Метонимическая репрезентация тела

Представитель старших символистов Дмитрий Мережковский в классическом исследовании «Л. Толстой и Достоевский: жизнь, творчество и религия» (1901–1902) называет Толстого «тайновидцем плоти». Вероятно, самое оригинальное, хотя и неполное изображение телесного у Толстого — это роды в «Анне Карениной», с изобилием акушерских и прочих подробностей, увиденных глазами мужчины. Именно так, скорее всего, воспримет сцену родов в романе современная читательница — феминистка, хотя сам писатель в соответствующих главах явно стремится приобщиться к опыту женщин. Современник Толстого, Афанасий Фет в письме к нему назвал описание родов «художницкой дерзостью»: «Ведь этого никто от сотворения мира не делал и не сделает»[78].

Пытаясь оценить сцену с точки зрения Толстого, Мережковский — как и следовало ожидать, не заметивший отсутствия тела Кити, — пишет, что автор недоволен реакцией Левина на рождение сына. Согласно Мережковскому, Толстой представил его реакцию как всего лишь продукт языка, не имеющий более основательного проявления. В отличие от вечно «философствующих» толстовских героев — мужчин, его прокреативные героини выходят за пределы сферы языка, выдвигая, по словам Мережковского, «безмолвный и неотразимый довод — появление на свет нового ребенка»[79]. Рождение ребенка разом сметает поток «неестественного» языка. В противоположность Платону в «Пире», отдававшему предпочтение философским и поэтическим «детям», Толстой в «Войне и мире» и «Анне Карениной» прославляет рождение детей от плоти. При помощи эпитета «безмолвный» Мережковский подчеркивает представление Толстого о превосходстве природы: для самовыражения ей не требуется искусственный фильтр языка.

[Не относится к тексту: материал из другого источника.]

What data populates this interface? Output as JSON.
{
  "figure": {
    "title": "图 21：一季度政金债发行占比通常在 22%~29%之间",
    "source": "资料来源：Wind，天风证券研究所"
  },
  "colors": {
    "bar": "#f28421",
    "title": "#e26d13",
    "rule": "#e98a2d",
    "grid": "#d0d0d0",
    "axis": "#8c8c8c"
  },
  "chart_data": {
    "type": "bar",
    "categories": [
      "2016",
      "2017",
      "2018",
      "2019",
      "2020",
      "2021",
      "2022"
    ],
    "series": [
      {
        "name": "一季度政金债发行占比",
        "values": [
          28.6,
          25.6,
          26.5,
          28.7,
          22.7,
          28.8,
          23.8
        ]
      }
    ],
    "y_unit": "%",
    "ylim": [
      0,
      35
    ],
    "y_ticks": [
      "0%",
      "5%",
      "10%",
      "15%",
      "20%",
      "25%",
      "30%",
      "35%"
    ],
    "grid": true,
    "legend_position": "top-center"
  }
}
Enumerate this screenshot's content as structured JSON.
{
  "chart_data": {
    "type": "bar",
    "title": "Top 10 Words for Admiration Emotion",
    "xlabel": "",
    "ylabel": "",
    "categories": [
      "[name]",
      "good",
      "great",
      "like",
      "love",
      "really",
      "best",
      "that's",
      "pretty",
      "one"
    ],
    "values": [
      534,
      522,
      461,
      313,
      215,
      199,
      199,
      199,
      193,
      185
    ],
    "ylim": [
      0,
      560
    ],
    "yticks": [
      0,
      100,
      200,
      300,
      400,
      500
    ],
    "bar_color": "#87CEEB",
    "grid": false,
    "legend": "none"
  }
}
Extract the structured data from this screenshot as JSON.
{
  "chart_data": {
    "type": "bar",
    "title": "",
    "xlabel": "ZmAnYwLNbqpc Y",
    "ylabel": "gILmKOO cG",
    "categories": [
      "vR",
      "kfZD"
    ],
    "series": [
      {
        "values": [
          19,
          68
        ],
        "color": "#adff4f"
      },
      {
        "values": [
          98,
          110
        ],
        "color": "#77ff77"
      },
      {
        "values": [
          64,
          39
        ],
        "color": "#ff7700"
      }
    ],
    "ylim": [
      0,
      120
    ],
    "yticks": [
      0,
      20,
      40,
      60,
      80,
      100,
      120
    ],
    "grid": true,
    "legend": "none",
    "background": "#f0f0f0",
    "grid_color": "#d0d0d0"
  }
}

Рождение Мити в «Анне Карениной» отделяет сына от матери. Как таковое, оно является примером толстовской образности, вызывающей в сознании образ природного целого и воссоздающей его. Тем не менее, когда Левин впервые видит своего новорожденного сына, он испытывает отвращение, увидев в нем лишь «колеблющийся» кусок мяса. Только Кити — по Толстому, субъект бессловесных родов — способна почувствовать органическую связь между целым и частью, не прибегая к посредничеству языка. Левин же получает это знание при помощи философского озарения, его вдохновляет идея природного цикла рождения и смерти, а не физическое тело его новорожденного сына. Как и сам Толстой, и другие его философствующие герои, Левин не способен воспринять физическое переживание, не отдаляясь от него дискурс и вно[80].